Przy okazji kapłan skrytykował Zbigniewa Ziobro za to, że mówi o Michale Szutowiczu jako o mężczyźnie.

Poręczenie za Michała Szutowicza i ostatnie jego wypowiedzi na temat aktywisty nie są jednak pierwszymi kontrowersjami, jakie pojawiają się wobec pracownika KUL. Od wielu lat afirmuje on ideologię gender, m.in. w swoich publikacjach na łamach „Gazety Wyborczej”. Wobec tego wiele osób domaga się natychmiastowego zwolnienia go z pracy na lubelskiej uczelni. Podpisy pod petycją w tej sprawie zbiera fundacja Pro-Prawo do Życia. Za zwolnieniem ks. prof. Wierzbickiego opowiedziało się już 5507 osób. Petycja dostępna jest [TUTAJ].

Zwolenia kierownika Katedry Etyki KUL domaga się również ks. prof. Ryszard Sztychmiler kanonista i były pracownik tej uczelni. Podkreśla on, że ks. prof. Wierzbicki od wielu lat wygłasza oburzające tezy, które budzą zgorszenie wśród polskich katolików oraz godzą w dobre imię uczelni. Dodaje, że nie można pozwolić, aby swoimi poglądami infekował on umysły młodych studentów i pracowników.

Do tej pory rektor uczelni ks. prof. Mirosław Kalinowski ograniczył się jedynie do publicznego odcięcia się od „prywatnych opinii” swojego pracownika.

Tymczasem ks. prof. Wierzbicki nie widzi nic niewłaściwego ani w tym, że Michał Szutowicz publicznie obnosi się z informacjami o swoich licznych partnerach i partnerkach seksualnych; ani w tym, że publicznie w niezwykle wulgarny i obsceniczny sposób obraża Polskę, Kościół katolicki, św. Jana Pawła II (po którym ks. Wierzbicki objął katedrę) czy poszczególnych polityków; ani w tym, że publicznie przekonuje on, iż używanie przemocy w służbie LGBT jest uzasadnione. Wręcz przeciwnie, lubelski etyk nie tylko nie widzi w tym nic niestosownego, ale przekonuje w mediach, że Michał Szutowicz jest ofiarą „homofobii”.

- „Myślę, że ks.
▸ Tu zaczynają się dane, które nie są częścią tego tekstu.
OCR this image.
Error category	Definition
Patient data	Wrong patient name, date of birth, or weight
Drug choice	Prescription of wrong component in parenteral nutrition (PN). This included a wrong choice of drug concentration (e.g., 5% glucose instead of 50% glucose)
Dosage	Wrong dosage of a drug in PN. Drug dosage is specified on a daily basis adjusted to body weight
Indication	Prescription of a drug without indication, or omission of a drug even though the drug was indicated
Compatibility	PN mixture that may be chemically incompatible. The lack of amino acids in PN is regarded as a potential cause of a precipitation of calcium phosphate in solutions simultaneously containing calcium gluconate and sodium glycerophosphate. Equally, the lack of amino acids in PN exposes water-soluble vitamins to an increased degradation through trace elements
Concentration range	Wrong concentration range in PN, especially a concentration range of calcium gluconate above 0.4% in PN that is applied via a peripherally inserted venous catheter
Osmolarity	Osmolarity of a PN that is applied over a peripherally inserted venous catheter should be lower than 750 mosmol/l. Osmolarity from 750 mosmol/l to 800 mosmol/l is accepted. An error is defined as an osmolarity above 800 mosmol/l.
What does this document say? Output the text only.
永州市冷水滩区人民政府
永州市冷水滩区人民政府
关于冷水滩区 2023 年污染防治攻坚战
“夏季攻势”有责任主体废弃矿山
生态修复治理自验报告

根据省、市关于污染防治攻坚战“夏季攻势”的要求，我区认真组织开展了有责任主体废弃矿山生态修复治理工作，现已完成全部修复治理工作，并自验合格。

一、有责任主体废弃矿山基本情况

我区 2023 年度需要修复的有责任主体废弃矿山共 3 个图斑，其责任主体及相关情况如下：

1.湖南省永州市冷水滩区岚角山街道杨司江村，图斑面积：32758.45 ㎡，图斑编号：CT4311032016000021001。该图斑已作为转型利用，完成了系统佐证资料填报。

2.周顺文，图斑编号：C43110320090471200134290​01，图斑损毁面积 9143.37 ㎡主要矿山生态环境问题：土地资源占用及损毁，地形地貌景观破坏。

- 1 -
Wierzbicki staje się powoli nową gwiazdą takich mediów, jak TVN czy Gazeta Wyborcza. Dziwi nas, że w tej sytuacji nie ma interwencji arcybiskupa Stanisława Budzika, by zatrzymać te występy” – ocenia w rozmowie z portalem tvp.info Krzysztof Kasprzak z Pro-Prawo do Życia.

Kasprzak dodaje też, że jeżeli rektor KUL nie podejmie właściwych kroków, fundacja skieruje się najpierw do lubelskiego biskupa a następnie do Nuncjatury Stolicy Apostolskiej w Polsce.